# Chicken feet



## Kev (Sep 11, 2011)

Does chicken feet count as RMB? usually chinese supermarkets have an abundance of these for cheap prices.


----------



## Jax08 (Feb 13, 2009)

I use them as a treat. cut off the nails. I would think there is way to much bone in them to be an RMB since they are basically bone and skin.


----------



## rapala (Mar 10, 2013)

Jax08 said:


> I use them as a treat. cut off the nails. I would think there is way to much bone in them to be an RMB since they are basically bone and skin.

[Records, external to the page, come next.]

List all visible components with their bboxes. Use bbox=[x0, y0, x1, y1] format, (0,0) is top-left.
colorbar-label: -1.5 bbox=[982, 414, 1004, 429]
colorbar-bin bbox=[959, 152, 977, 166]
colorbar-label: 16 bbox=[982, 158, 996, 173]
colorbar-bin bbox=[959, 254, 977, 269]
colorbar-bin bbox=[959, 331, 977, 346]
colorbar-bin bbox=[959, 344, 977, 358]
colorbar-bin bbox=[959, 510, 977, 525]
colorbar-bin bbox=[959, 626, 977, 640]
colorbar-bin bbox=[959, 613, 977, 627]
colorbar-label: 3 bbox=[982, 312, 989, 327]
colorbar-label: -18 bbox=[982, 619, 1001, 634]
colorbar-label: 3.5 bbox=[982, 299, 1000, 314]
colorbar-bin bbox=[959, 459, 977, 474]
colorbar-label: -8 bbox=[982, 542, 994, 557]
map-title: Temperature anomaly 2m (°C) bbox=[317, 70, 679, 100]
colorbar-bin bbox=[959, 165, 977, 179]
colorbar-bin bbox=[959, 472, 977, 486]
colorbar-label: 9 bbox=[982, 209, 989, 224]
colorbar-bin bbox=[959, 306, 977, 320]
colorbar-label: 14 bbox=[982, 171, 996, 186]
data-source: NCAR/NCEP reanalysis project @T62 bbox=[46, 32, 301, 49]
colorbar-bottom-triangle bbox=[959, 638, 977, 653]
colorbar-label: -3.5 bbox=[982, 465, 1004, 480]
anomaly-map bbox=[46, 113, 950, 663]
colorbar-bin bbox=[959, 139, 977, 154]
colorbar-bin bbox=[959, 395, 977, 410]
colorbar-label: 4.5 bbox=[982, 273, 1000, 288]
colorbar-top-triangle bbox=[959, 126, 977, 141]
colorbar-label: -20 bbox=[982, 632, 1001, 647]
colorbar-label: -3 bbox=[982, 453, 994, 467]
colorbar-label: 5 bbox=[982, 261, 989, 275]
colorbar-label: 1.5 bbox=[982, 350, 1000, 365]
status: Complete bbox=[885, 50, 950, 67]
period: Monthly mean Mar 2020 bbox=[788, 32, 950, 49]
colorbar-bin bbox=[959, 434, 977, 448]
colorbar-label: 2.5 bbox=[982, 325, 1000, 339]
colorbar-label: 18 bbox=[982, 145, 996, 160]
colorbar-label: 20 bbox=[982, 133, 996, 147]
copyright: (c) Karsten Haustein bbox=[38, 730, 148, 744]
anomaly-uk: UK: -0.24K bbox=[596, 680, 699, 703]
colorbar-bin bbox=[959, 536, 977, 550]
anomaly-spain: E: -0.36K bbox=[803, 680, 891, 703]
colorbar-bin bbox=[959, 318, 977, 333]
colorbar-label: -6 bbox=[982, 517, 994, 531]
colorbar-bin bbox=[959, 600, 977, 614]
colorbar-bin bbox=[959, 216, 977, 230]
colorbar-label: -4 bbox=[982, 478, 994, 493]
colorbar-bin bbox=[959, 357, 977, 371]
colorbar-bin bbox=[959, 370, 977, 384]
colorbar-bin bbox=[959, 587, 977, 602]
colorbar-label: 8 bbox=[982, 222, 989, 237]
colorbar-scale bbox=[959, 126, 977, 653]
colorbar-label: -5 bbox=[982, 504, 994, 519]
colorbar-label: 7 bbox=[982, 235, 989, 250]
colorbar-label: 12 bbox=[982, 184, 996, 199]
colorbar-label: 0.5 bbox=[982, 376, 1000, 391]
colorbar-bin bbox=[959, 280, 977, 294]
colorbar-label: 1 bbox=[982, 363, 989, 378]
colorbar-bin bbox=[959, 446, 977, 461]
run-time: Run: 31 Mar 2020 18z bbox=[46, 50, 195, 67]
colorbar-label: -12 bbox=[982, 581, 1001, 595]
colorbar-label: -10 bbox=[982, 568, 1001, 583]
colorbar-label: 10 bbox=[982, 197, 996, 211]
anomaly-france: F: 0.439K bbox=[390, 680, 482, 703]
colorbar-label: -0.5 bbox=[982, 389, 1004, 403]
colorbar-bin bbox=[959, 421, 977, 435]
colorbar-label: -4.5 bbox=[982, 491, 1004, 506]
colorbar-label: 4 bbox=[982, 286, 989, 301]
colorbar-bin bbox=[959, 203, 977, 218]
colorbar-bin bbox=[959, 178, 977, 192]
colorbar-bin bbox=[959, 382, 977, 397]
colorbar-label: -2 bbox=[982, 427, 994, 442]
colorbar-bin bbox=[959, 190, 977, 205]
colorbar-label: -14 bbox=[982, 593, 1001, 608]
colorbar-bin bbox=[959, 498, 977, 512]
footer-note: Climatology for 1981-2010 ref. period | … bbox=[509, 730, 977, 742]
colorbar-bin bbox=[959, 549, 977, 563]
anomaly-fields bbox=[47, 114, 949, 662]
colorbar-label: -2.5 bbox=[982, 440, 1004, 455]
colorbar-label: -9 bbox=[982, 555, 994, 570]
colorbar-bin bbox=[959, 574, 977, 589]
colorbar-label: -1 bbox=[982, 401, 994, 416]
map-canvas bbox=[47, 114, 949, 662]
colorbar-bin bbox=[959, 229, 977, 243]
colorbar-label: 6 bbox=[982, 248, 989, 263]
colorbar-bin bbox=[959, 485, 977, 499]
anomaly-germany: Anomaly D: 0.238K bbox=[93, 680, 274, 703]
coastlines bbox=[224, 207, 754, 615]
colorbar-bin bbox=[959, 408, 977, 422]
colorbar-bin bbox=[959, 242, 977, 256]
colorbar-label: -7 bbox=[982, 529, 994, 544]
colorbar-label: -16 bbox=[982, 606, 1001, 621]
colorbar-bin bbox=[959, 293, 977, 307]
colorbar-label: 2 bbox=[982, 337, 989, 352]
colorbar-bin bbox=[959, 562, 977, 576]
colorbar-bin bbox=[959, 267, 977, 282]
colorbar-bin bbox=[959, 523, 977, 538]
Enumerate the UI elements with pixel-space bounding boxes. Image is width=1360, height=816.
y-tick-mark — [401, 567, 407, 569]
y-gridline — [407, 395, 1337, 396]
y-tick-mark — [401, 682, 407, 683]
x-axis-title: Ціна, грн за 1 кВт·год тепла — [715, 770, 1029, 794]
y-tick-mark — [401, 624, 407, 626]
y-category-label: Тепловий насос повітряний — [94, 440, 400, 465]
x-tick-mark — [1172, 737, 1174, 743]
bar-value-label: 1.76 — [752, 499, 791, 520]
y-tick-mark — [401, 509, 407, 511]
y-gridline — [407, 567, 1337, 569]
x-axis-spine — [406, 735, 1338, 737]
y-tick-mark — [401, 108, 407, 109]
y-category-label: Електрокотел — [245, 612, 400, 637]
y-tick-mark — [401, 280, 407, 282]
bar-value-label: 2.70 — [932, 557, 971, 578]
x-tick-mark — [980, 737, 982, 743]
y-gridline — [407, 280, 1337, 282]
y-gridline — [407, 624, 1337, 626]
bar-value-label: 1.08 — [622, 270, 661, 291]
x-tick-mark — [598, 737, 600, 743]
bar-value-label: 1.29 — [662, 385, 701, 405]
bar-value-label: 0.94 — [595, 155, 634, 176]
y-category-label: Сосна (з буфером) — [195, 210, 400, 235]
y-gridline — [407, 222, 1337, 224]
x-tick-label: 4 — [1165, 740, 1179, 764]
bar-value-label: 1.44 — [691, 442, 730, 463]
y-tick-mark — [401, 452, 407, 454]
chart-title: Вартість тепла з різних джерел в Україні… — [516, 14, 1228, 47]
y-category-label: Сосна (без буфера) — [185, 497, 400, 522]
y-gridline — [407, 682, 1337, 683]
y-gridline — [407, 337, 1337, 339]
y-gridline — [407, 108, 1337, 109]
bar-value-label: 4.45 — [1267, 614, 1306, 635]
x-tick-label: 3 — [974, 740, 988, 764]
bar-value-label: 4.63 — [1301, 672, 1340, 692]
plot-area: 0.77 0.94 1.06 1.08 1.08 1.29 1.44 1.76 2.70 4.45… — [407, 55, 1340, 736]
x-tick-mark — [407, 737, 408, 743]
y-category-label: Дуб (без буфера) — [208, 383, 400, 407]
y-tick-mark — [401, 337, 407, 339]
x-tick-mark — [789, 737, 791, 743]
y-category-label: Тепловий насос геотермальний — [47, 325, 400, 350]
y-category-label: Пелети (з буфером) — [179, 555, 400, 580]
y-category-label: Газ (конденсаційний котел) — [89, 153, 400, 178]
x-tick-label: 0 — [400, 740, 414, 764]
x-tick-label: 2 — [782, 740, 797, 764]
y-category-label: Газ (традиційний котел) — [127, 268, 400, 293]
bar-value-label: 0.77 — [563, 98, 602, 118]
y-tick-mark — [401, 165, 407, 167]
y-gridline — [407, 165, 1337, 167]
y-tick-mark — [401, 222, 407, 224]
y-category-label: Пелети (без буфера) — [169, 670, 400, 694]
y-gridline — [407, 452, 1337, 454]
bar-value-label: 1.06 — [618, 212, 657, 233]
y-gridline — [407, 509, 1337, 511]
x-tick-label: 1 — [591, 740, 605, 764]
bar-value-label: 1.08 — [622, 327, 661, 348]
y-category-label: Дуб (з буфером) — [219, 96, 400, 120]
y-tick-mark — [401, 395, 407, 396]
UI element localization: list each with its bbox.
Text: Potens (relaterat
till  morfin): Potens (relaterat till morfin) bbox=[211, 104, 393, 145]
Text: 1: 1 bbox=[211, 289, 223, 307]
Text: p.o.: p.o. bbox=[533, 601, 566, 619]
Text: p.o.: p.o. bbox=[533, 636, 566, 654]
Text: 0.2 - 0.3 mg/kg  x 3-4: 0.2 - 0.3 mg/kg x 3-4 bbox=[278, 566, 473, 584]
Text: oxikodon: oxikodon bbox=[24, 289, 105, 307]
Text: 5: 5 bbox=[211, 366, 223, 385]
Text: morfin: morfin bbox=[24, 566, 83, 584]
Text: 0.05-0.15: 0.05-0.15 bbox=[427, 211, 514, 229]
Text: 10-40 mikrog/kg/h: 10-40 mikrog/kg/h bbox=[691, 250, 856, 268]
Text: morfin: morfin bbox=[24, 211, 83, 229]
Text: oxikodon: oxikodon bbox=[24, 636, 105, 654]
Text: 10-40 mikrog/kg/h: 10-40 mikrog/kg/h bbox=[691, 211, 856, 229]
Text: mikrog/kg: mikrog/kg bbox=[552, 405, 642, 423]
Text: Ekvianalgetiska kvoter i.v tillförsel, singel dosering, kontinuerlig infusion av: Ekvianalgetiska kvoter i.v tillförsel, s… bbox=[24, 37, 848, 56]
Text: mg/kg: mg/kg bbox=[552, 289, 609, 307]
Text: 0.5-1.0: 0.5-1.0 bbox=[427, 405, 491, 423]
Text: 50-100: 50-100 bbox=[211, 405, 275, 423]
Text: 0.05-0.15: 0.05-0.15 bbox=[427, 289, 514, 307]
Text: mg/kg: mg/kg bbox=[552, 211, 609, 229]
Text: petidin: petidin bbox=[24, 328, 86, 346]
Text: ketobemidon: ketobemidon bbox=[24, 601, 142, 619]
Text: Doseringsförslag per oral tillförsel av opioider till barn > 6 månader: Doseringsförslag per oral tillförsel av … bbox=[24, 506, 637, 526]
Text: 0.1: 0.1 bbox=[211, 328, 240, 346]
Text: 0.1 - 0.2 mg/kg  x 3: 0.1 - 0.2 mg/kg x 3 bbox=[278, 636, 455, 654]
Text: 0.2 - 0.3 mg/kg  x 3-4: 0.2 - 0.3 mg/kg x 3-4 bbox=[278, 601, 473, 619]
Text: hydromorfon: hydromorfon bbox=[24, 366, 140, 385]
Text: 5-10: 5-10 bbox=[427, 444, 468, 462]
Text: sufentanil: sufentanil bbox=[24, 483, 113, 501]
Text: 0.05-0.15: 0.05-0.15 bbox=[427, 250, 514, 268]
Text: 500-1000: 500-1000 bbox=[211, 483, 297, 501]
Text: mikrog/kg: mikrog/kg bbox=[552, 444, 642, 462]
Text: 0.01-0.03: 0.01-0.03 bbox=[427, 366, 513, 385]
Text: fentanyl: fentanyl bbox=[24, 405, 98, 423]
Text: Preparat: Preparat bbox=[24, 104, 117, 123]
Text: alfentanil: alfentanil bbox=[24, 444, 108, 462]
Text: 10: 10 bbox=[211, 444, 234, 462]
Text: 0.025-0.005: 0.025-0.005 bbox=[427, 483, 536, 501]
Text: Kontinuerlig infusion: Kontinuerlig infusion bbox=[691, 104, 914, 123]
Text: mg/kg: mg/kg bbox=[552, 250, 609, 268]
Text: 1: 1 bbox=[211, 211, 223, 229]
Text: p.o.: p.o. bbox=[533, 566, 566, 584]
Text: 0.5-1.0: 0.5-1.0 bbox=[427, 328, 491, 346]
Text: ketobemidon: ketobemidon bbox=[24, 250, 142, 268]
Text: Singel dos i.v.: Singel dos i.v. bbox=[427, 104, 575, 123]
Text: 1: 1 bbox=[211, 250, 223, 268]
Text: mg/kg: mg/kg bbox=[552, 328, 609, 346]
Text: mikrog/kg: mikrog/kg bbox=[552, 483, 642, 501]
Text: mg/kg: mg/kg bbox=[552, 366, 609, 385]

Can we just cut of the nail and give it to the dog to eat as is? I have a 4.5 month GSD???


----------



## gEEksWag03 (Oct 25, 2012)

I believe you can leave the nails on. I have been giving them to my pup since he was 2 1/2 months and he's 4 1/2 months now. No issues ever good luck


----------



## Jax08 (Feb 13, 2009)

rapala said:


> Can we just cut of the nail and give it to the dog to eat as is? I have a 4.5 month GSD???


yup. I cut off the nails because they are sharp and I feed them frozen.


----------



## Lauri & The Gang (Jun 28, 2001)

Yes they are RMBs with very little M.  But they are full of other good stuff so go ahead and use them. If you feed them as a RMB meal I would use half chicken feet and half muscle meat to balance the meat-to-bone ratio.


----------



## kbella999 (Jan 6, 2012)

I feed as a treat and I leave nails on.


----------